Xin walked down the cobblestone path towards the porch. He sat near Cash, who didn’t let this bother him and held his thoughtful pose, which consisted of placing the space between his index finger and thumb under his chin, with both fingers outstretched.
‘I once had a friend who sat just like you’ Xin muttered without looking at him. ‘He was a calm and reasonable man. He died screaming’.
An aversive sentiment shot through Cash’s bloodstream. Showing this went counterpart to his spiritual principles, so he chose to light a new cigarette instead. So far Cash had managed to delight the judges. If there was one person besides Lindgren capable of stealing his crown, it must’ve been the Korean.
‘I read your story on virtual reality’ said Cash. ‘You think we’re headed somewhere similar?’
‘Man seeks union to something. He will create literature to justify what he belongs to. Does it come before or after our beliefs? That’s the issue.’
Cash didn’t quite get this. He nodded.

Belano had followed sales for his episodes. His creative licenses were measured dangers: P. had let them pass thus far. He also knew, thanks to his experience behind the curtains of the industry, that the endeavor was going far too well for P. to allow itself any delays. They had promised one episode per week to an impatient public. No, they wouldn’t risk finding another nègre at this point either, Belano bet. There were only a handful of episodes left until the end of the series, plus Belano’s style was well-arrayed in the collective unconscious by then. To bring about a substitute ghost writer would imply his absorbing and replicating Belano’s style, then writing several drafts for the next episode on time. In seven days? Now certain he was irreplaceable, our nègre progressively let his imagination go wild.

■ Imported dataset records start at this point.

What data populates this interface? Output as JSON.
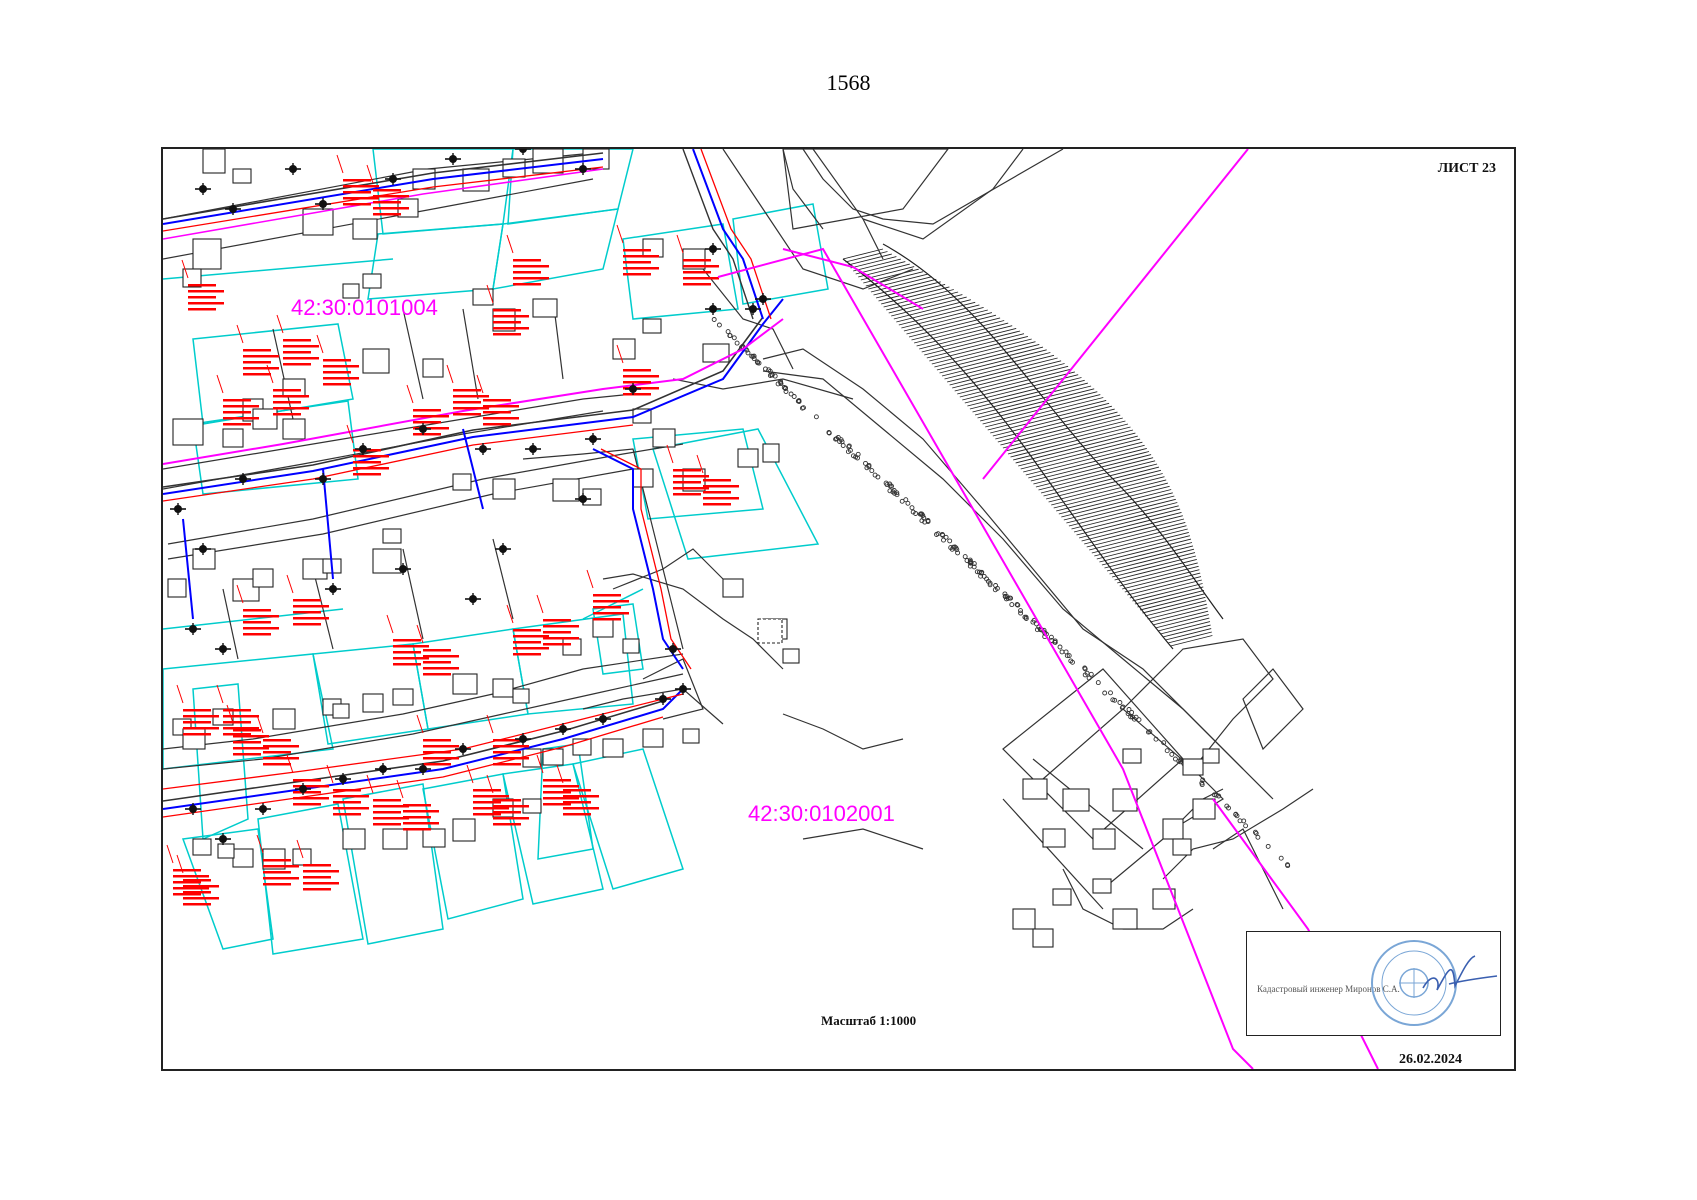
{
  "page_number": "1568",
  "sheet_label": "ЛИСТ 23",
  "parcels": [
    {
      "id": "42:30:0101004"
    },
    {
      "id": "42:30:0102001"
    }
  ],
  "scale": "Масштаб 1:1000",
  "date": "26.02.2024",
  "stamp": {
    "caption": "Кадастровый инженер   Миронов С.А."
  },
  "colors": {
    "parcel_boundary": "#00cccc",
    "quarter_boundary": "#ff00ff",
    "annotation_red": "#ff0000",
    "pipeline_blue": "#0000ff",
    "line_dark": "#333333",
    "seal_blue": "#7aa6d6"
  }
}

To add insult to P’s impotence, the more Belano invented, the more his episode sold copies, the more people talked about them. Business was business.

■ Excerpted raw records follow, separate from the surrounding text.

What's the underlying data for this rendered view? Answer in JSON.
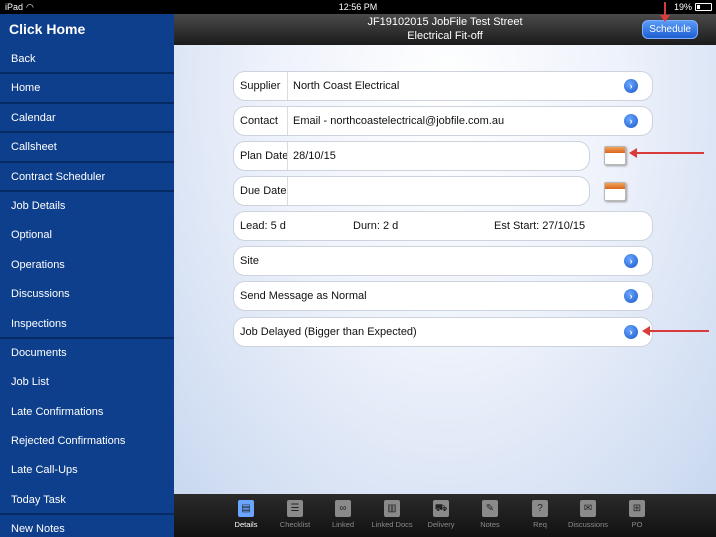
{
  "status": {
    "carrier": "iPad",
    "time": "12:56 PM",
    "battery": "19%"
  },
  "sidebar": {
    "title": "Click Home",
    "items": [
      {
        "label": "Back"
      },
      {
        "label": "Home"
      },
      {
        "label": "Calendar"
      },
      {
        "label": "Callsheet"
      },
      {
        "label": "Contract Scheduler"
      },
      {
        "label": "Job Details"
      },
      {
        "label": "Optional"
      },
      {
        "label": "Operations"
      },
      {
        "label": "Discussions"
      },
      {
        "label": "Inspections"
      },
      {
        "label": "Documents"
      },
      {
        "label": "Job List"
      },
      {
        "label": "Late Confirmations"
      },
      {
        "label": "Rejected Confirmations"
      },
      {
        "label": "Late Call-Ups"
      },
      {
        "label": "Today Task"
      },
      {
        "label": "New Notes"
      }
    ]
  },
  "header": {
    "title": "JF19102015 JobFile Test Street",
    "subtitle": "Electrical Fit-off",
    "schedule_label": "Schedule"
  },
  "form": {
    "supplier_label": "Supplier",
    "supplier_value": "North Coast Electrical",
    "contact_label": "Contact",
    "contact_value": "Email - northcoastelectrical@jobfile.com.au",
    "plan_date_label": "Plan Date",
    "plan_date_value": "28/10/15",
    "due_date_label": "Due Date",
    "due_date_value": "",
    "lead": "Lead: 5 d",
    "durn": "Durn: 2 d",
    "est_start": "Est Start: 27/10/15",
    "site_label": "Site",
    "message_label": "Send Message as Normal",
    "delayed_label": "Job Delayed (Bigger than Expected)"
  },
  "tabs": [
    {
      "label": "Details",
      "icon": "document-icon"
    },
    {
      "label": "Checklist",
      "icon": "checklist-icon"
    },
    {
      "label": "Linked",
      "icon": "link-icon"
    },
    {
      "label": "Linked Docs",
      "icon": "docs-icon"
    },
    {
      "label": "Delivery",
      "icon": "truck-icon"
    },
    {
      "label": "Notes",
      "icon": "notes-icon"
    },
    {
      "label": "Req",
      "icon": "request-icon"
    },
    {
      "label": "Discussions",
      "icon": "chat-icon"
    },
    {
      "label": "PO",
      "icon": "cart-icon"
    }
  ],
  "colors": {
    "sidebar": "#0e3f8c",
    "accent": "#1e5ed2",
    "annotation": "#d93a3a"
  }
}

Cash and Xin said see-you-later to Lindgren and headed to the pool area, discussing the semiotic step from impression to concept.  It would be the last time they would see the Swedish sniper. Night fell.
The following morning, as Cash cleaned his knife, the judged silently read Xin’s story. It was the third and last one cued up; only three writers remained in the house. Two of the judges praised his ability to change his style and genre at will. Another judge reflected on the open ending, wondered why the author had chosen the pool as a symbol in the final sequence. An urgent call interrupted their deliberation. A security guard was doing his early rounds when he had found a body in the bottom of a red sea. The chorine had started to decompose the epidermis, to split the eye lashes, to degrade the victim’s pale visage, rendering it almost transparent. The judge who had picked up the phone hung up without a word. He looked at his colleagues one by one, then turned slowly towards Xin’s story, which he still had in his right hand.

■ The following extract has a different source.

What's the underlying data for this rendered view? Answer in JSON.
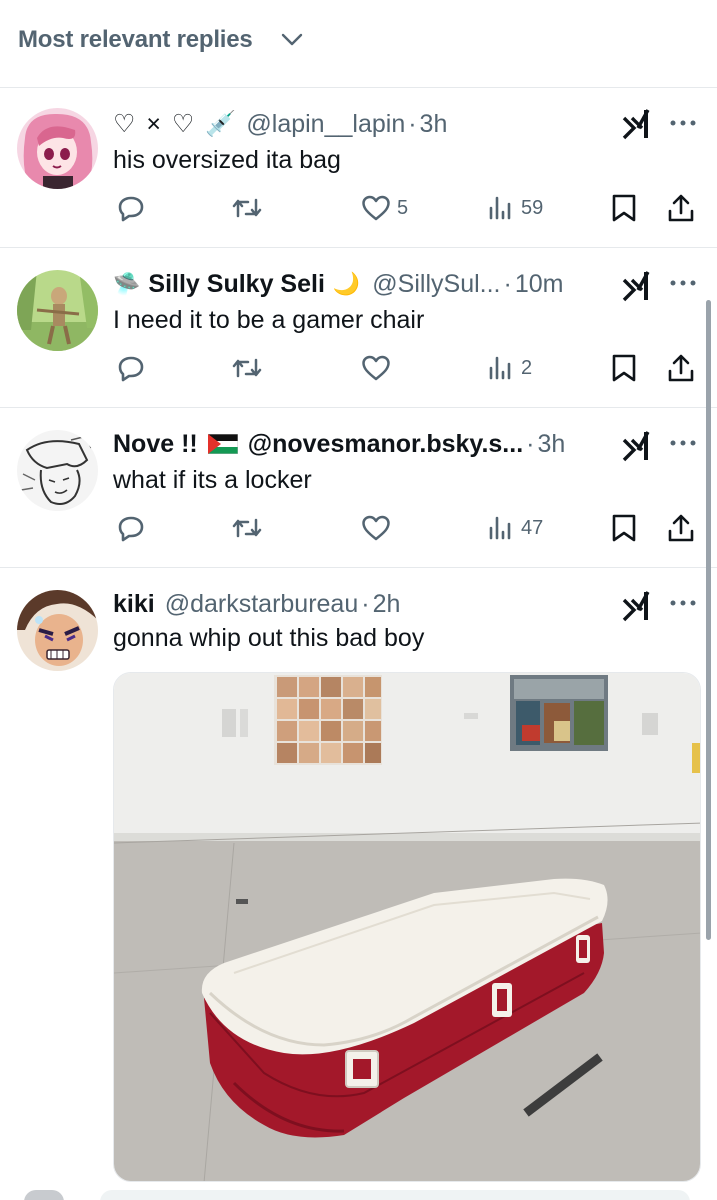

When the police arrived, the officers on the copilot seats put away P’s final episode and approached the perimeter, handguns drawn. They busted Cash smoking on the porch next to a book by one Alan Watts. An officer looked at Cash repulsively: ‘you were my favorite one’ he said, ‘how could you’. They handcuffed him and put him in the squad car.
Down at the station, they opened a dossier for Cash, but had to wash his hands before his finger prints could be taken. There, in front of the mirror, the ink on his fingers dripped down the sink, zigzagged through the drain pipes and finally diluted without a trace.